I know that old patterns die hard. Today I spent a little time taking an inventory of my don’ts. Thos things that will lead me back into old habits. As many things I could think of so I could avoid behaviours that pull me or hold me back.
My Guides always tell me that I an unique. They remind me to see all my life’s experiences as opportunities to help me love me better. However they also recognise that I have been and can be stuck in self defeating behaviours and attitudes. Beliefs that prevent me from making the best of myself. So every now and again they encourage me to make a list, take stock, have an inventory of my don’ts. To remind me what I have stopped doing. And to help me avoid staring doing them again. It also felt important to do this today because I am into the last fifty of my blogs. A record of nearly three years of my life. When I think about my blogs I can see some very clear messages about how to live my life going forward.
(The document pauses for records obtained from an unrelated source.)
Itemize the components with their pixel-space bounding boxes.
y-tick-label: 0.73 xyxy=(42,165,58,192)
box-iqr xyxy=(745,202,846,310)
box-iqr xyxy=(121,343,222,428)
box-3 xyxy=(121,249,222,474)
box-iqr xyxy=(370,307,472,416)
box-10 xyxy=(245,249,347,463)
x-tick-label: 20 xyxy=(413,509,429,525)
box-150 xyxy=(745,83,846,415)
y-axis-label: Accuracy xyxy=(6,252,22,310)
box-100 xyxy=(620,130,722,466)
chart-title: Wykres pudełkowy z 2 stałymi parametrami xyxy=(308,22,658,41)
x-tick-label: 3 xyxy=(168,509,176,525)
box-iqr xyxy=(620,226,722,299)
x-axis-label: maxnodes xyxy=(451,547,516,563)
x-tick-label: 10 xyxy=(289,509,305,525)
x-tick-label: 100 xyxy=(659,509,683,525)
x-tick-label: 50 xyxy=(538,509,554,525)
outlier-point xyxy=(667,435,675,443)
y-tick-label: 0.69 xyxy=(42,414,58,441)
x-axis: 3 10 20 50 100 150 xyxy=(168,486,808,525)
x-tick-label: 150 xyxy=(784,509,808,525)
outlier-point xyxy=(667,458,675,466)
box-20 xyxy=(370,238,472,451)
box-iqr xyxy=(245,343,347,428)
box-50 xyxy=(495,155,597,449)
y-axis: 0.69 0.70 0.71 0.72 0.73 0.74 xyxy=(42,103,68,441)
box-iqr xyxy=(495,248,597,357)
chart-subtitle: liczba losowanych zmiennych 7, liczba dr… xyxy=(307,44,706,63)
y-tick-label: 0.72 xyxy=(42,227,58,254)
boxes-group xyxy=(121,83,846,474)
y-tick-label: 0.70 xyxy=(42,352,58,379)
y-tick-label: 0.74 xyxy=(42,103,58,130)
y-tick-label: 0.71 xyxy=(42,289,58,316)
When my daily blog no longer provides a space for me to clear my mind before ending my day. I will still have these writings to refer back to. Because I have written through the good days and the not so good ones. Keeping an inventory of the challenges that I worked through. A record of my achievements and prototypes. All of the ways so far that I have explored being a Spirit in a human body. It’s interesting that some of my don’ts have settled in easily. Whilst others have required my constant attention and vigilance. That gives me a lot more to think about. To understand more completely what this blended being is that I call Annie.
I believe that we spend time here to embrace the absence of love. To learn how to recognise and love ourselves as completely as possible. And that enlightenment occurs once we can love our Spirt/Human self in spite of the events that happen to us in this material world. So the dont’s inventory is a great way to make sure I have swapped to loving me enough to be kind to me. Is it time you took inventory too?